Introduction (récit de Fianna Elstran)


Je resserrais convulsivement le grand manteau de fourrure qui me protégeait les épaules. J’étais pourtant habituée au froid qui régnait en permanence sur les Darkanisses, mais le vent glacial qui balayait cette nuit d’hiver dépassait mon entendement. Jamais je n’avais eu à endurer de telles bourrasques gelées, même sur le plus haut et dénudé des cols glacés des Darkanisses.

Je maudis ma montagne avant de traverser la cour de la propriété en courant presque pour rejoindre l’abris du foyer. C’était dans de tels moments qu’il me venait à l’esprit de la détester. Pendant toute ma jeunesse, j’avais appris à la révérer avec crainte, comme une entité propre. Une déesse dangereuse, avec laquelle il fallait lutter chaque jour pied à pied pour espérer survivre. Nos prêtres, qui la personnifient sous les traits de Kanyssa, la reine des vents et des glaces, lui consacrent une pléiade de temples tous plus rutilants les uns que les autres. Je n’ai que peu de foi en ces croyances populaires, mais j’ai appris à honorer la montagne, à ma façon.

Pressant le pas, j’atteignis enfin la porte salvatrice qui me ramènerait dans la salle commune. Je fis jouer la clenche et me jetais à l’intérieur. Malgré ma célérité, je ne pus empêcher une rafale de vent de me suivre dans le hall, maculant le sol de neige glacée. M’arqueboutant contre le battant, je parvins avec peine à le refermer. Carlotta vint en boitillant me soulager de mon manteau trempé et me tendis un châle sec, avant de se lancer à l’assaut des petites flaques de neige fondantes. C’était une de nos rares servantes, une vieille mégère qui était attachée à notre famille depuis, me semblait-il, la nuit des temps. Une sorcière qui nous avait souvent battues, Eva et moi, mais qui cachait un cœur d’or et une loyauté à toute épreuve.

N’écoutant que d’une oreille ses fades commentaires sur la tempête qui faisait rage dehors, je croisais mon regard dans le petit miroir oxydé qui ornait le mur me faisant face. On m’a toujours dit que j’étais jolie, et j’espérais sincèrement que cela soit vrai. J’avais un visage fin prolongé par un menton un peu volontaire, qui me donnait un petit air mutin. Mes cheveux étaient d’un noir de jais, que je gardais toujours coiffés en chignon, deux mèches encadrant mon visage. Deux yeux d’un brun puissant venaient compléter mon portrait. J’avais enfin une silhouette plutôt élancée, mais je trouvais que ma sœur était bien plus belle que moi.

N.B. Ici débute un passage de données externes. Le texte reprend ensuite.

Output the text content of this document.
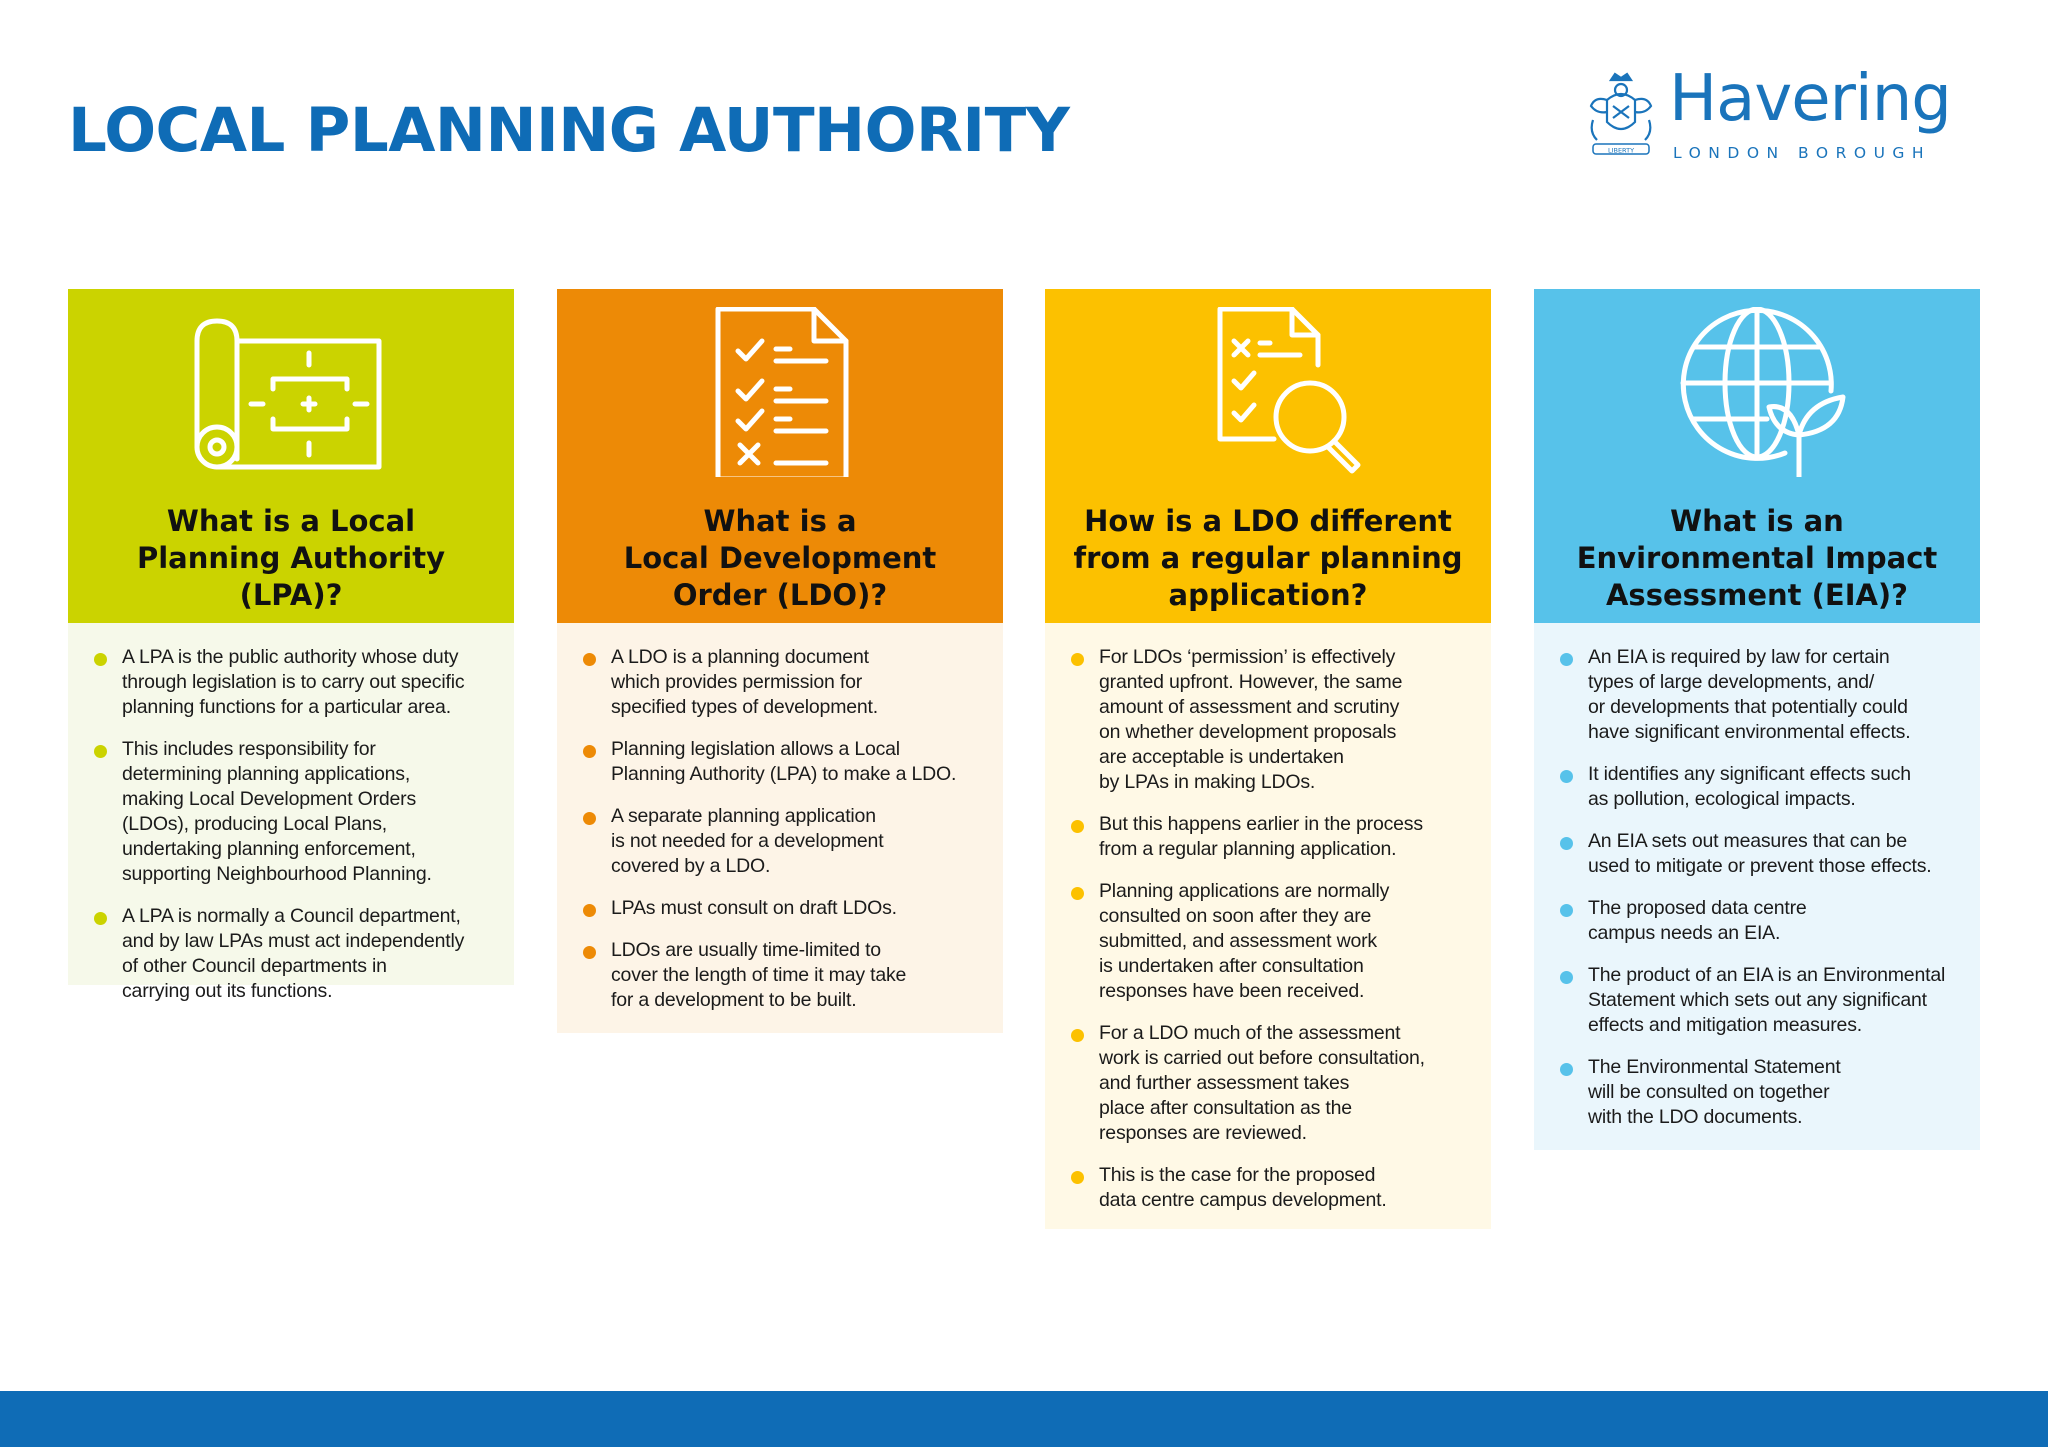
LOCAL PLANNING AUTHORITY	LIBERTY
Havering
LONDON BOROUGH
What is a Local
Planning Authority
(LPA)?
A LPA is the public authority whose duty
through legislation is to carry out specific
planning functions for a particular area.
This includes responsibility for
determining planning applications,
making Local Development Orders
(LDOs), producing Local Plans,
undertaking planning enforcement,
supporting Neighbourhood Planning.
A LPA is normally a Council department,
and by law LPAs must act independently
of other Council departments in
carrying out its functions.
What is a
Local Development
Order (LDO)?
A LDO is a planning document
which provides permission for
specified types of development.
Planning legislation allows a Local
Planning Authority (LPA) to make a LDO.
A separate planning application
is not needed for a development
covered by a LDO.
LPAs must consult on draft LDOs.
LDOs are usually time-limited to
cover the length of time it may take
for a development to be built.
How is a LDO different
from a regular planning
application?
For LDOs ‘permission’ is effectively
granted upfront. However, the same
amount of assessment and scrutiny
on whether development proposals
are acceptable is undertaken
by LPAs in making LDOs.
But this happens earlier in the process
from a regular planning application.
Planning applications are normally
consulted on soon after they are
submitted, and assessment work
is undertaken after consultation
responses have been received.
For a LDO much of the assessment
work is carried out before consultation,
and further assessment takes
place after consultation as the
responses are reviewed.
This is the case for the proposed
data centre campus development.
What is an
Environmental Impact
Assessment (EIA)?
An EIA is required by law for certain
types of large developments, and/
or developments that potentially could
have significant environmental effects.
It identifies any significant effects such
as pollution, ecological impacts.
An EIA sets out measures that can be
used to mitigate or prevent those effects.
The proposed data centre
campus needs an EIA.
The product of an EIA is an Environmental
Statement which sets out any significant
effects and mitigation measures.
The Environmental Statement
will be consulted on together
with the LDO documents.
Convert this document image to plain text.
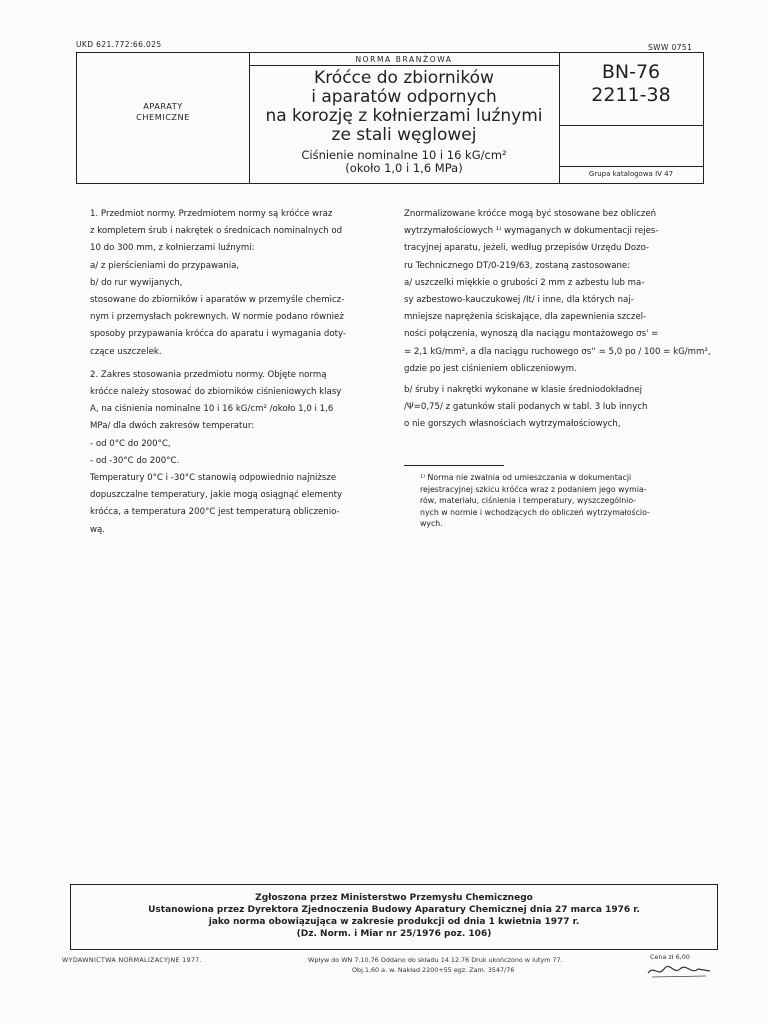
UKD 621.772:66.025	SWW 0751
NORMA BRANŻOWA
APARATY
CHEMICZNE
Króćce do zbiorników
i aparatów odpornych
na korozję z kołnierzami luźnymi
ze stali węglowej
Ciśnienie nominalne 10 i 16 kG/cm²
(około 1,0 i 1,6 MPa)
BN-76
2211-38
Grupa katalogowa IV 47

1. Przedmiot normy. Przedmiotem normy są króćce wraz

z kompletem śrub i nakrętek o średnicach nominalnych od

10 do 300 mm, z kołnierzami luźnymi:

a/ z pierścieniami do przypawania,

b/ do rur wywijanych,

stosowane do zbiorników i aparatów w przemyśle chemicz-

nym i przemysłach pokrewnych. W normie podano również

sposoby przypawania króćca do aparatu i wymagania doty-

czące uszczelek.

2. Zakres stosowania przedmiotu normy. Objęte normą

króćce należy stosować do zbiorników ciśnieniowych klasy

A, na ciśnienia nominalne 10 i 16 kG/cm² /około 1,0 i 1,6

MPa/ dla dwóch zakresów temperatur:

- od 0°C do 200°C,

- od -30°C do 200°C.

Temperatury 0°C i -30°C stanowią odpowiednio najniższe

dopuszczalne temperatury, jakie mogą osiągnąć elementy

króćca, a temperatura 200°C jest temperaturą obliczenio-

wą.

Znormalizowane króćce mogą być stosowane bez obliczeń

wytrzymałościowych ¹⁾ wymaganych w dokumentacji rejes-

tracyjnej aparatu, jeżeli, według przepisów Urzędu Dozo-

ru Technicznego DT/0-219/63, zostaną zastosowane:

a/ uszczelki miękkie o grubości 2 mm z azbestu lub ma-

sy azbestowo-kauczukowej /It/ i inne, dla których naj-

mniejsze naprężenia ściskające, dla zapewnienia szczel-

ności połączenia, wynoszą dla naciągu montażowego σs' =

= 2,1 kG/mm², a dla naciągu ruchowego σs'' = 5,0 po / 100 = kG/mm²,

gdzie po jest ciśnieniem obliczeniowym.

b/ śruby i nakrętki wykonane w klasie średniodokładnej

/Ψ=0,75/ z gatunków stali podanych w tabl. 3 lub innych

o nie gorszych własnościach wytrzymałościowych,

¹⁾ Norma nie zwalnia od umieszczania w dokumentacji
rejestracyjnej szkicu króćca wraz z podaniem jego wymia-
rów, materiału, ciśnienia i temperatury, wyszczególnio-
nych w normie i wchodzących do obliczeń wytrzymałościo-
wych.
Zgłoszona przez Ministerstwo Przemysłu Chemicznego
Ustanowiona przez Dyrektora Zjednoczenia Budowy Aparatury Chemicznej dnia 27 marca 1976 r.
jako norma obowiązująca w zakresie produkcji od dnia 1 kwietnia 1977 r.
(Dz. Norm. i Miar nr 25/1976 poz. 106)
WYDAWNICTWA NORMALIZACYJNE 1977.	Wpływ do WN 7.10.76 Oddano do składu 14.12.76 Druk ukończono w lutym 77.
Obj.1,60 a. w. Nakład 2200+55 egz. Zam. 3547/76
Cena zł 6,00
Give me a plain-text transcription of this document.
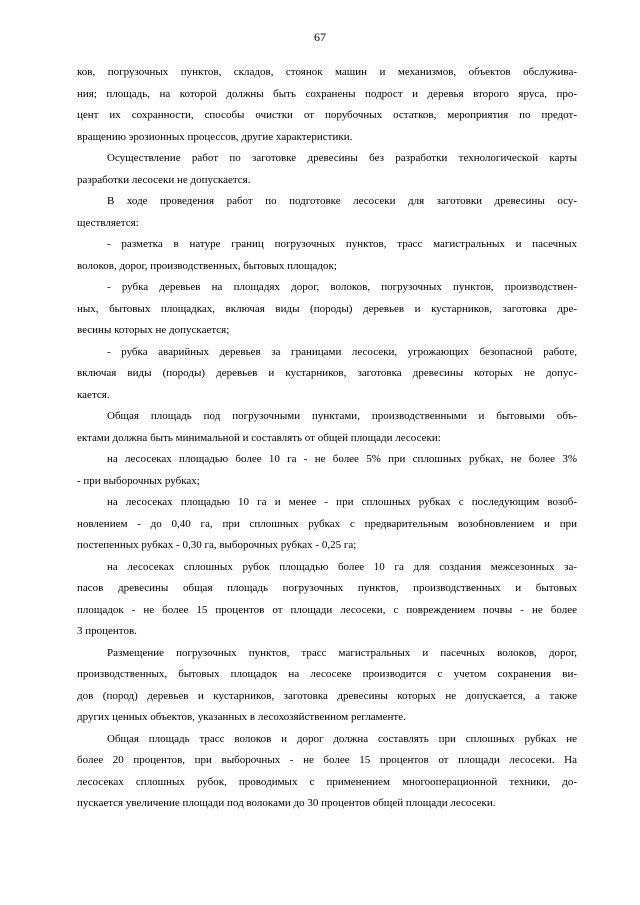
67
ков, погрузочных пунктов, складов, стоянок машин и механизмов, объектов обслужива-
ния; площадь, на которой должны быть сохранены подрост и деревья второго яруса, про-
цент их сохранности, способы очистки от порубочных остатков, мероприятия по предот-
вращению эрозионных процессов, другие характеристики.
Осуществление работ по заготовке древесины без разработки технологической карты
разработки лесосеки не допускается.
В ходе проведения работ по подготовке лесосеки для заготовки древесины осу-
ществляется:
- разметка в натуре границ погрузочных пунктов, трасс магистральных и пасечных
волоков, дорог, производственных, бытовых площадок;
- рубка деревьев на площадях дорог, волоков, погрузочных пунктов, производствен-
ных, бытовых площадках, включая виды (породы) деревьев и кустарников, заготовка дре-
весины которых не допускается;
- рубка аварийных деревьев за границами лесосеки, угрожающих безопасной работе,
включая виды (породы) деревьев и кустарников, заготовка древесины которых не допус-
кается.
Общая площадь под погрузочными пунктами, производственными и бытовыми объ-
ектами должна быть минимальной и составлять от общей площади лесосеки:
на лесосеках площадью более 10 га - не более 5% при сплошных рубках, не более 3%
- при выборочных рубках;
на лесосеках площадью 10 га и менее - при сплошных рубках с последующим возоб-
новлением - до 0,40 га, при сплошных рубках с предварительным возобновлением и при
постепенных рубках - 0,30 га, выборочных рубках - 0,25 га;
на лесосеках сплошных рубок площадью более 10 га для создания межсезонных за-
пасов древесины общая площадь погрузочных пунктов, производственных и бытовых
площадок - не более 15 процентов от площади лесосеки, с повреждением почвы - не более
3 процентов.
Размещение погрузочных пунктов, трасс магистральных и пасечных волоков, дорог,
производственных, бытовых площадок на лесосеке производится с учетом сохранения ви-
дов (пород) деревьев и кустарников, заготовка древесины которых не допускается, а также
других ценных объектов, указанных в лесохозяйственном регламенте.
Общая площадь трасс волоков и дорог должна составлять при сплошных рубках не
более 20 процентов, при выборочных - не более 15 процентов от площади лесосеки. На
лесосеках сплошных рубок, проводимых с применением многооперационной техники, до-
пускается увеличение площади под волоками до 30 процентов общей площади лесосеки.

Je laissais mes pas me conduire dans la salle commune ou un feu réconfortant brûlait. Je restais quelques instants immobile, m’imprégnant toute entière de la douce tiédeur qui régnait dans la pièce. Il s’agissait d’une assez grande salle meublée de mobilier que la haute noblesse qualifierait de rustique. Une grande table de bois noir en occupait la partie est, et servait aux repas, tandis que la partie ouest faisait office de salon et de salle de réception. C’est pourquoi elle était meublée de tables basses et de grands fauteuils d’étoffe rude. Dans l’un d’eux, le plus proche du feu, se tenait la silhouette de ma mère, occupée à sa broderie, comme tous les soirs aussi loin que remontait ma mémoire. Attablé devant un énorme livre qui servait à vérifier les comptes de notre domaine de Cremala, la forte stature de mon père se découpait devant la grande fenêtre obscurcie par la tourmente qui régnait au-dehors. Près de lui, le dossier d’un grand siège dissimulait à ma vue la silhouette d’Eva, le regard perdu dans la violence du déluge de neige. Le regard interrogateur de mon père me ramena à la réalité, et à la mission qui m’avait été confiée.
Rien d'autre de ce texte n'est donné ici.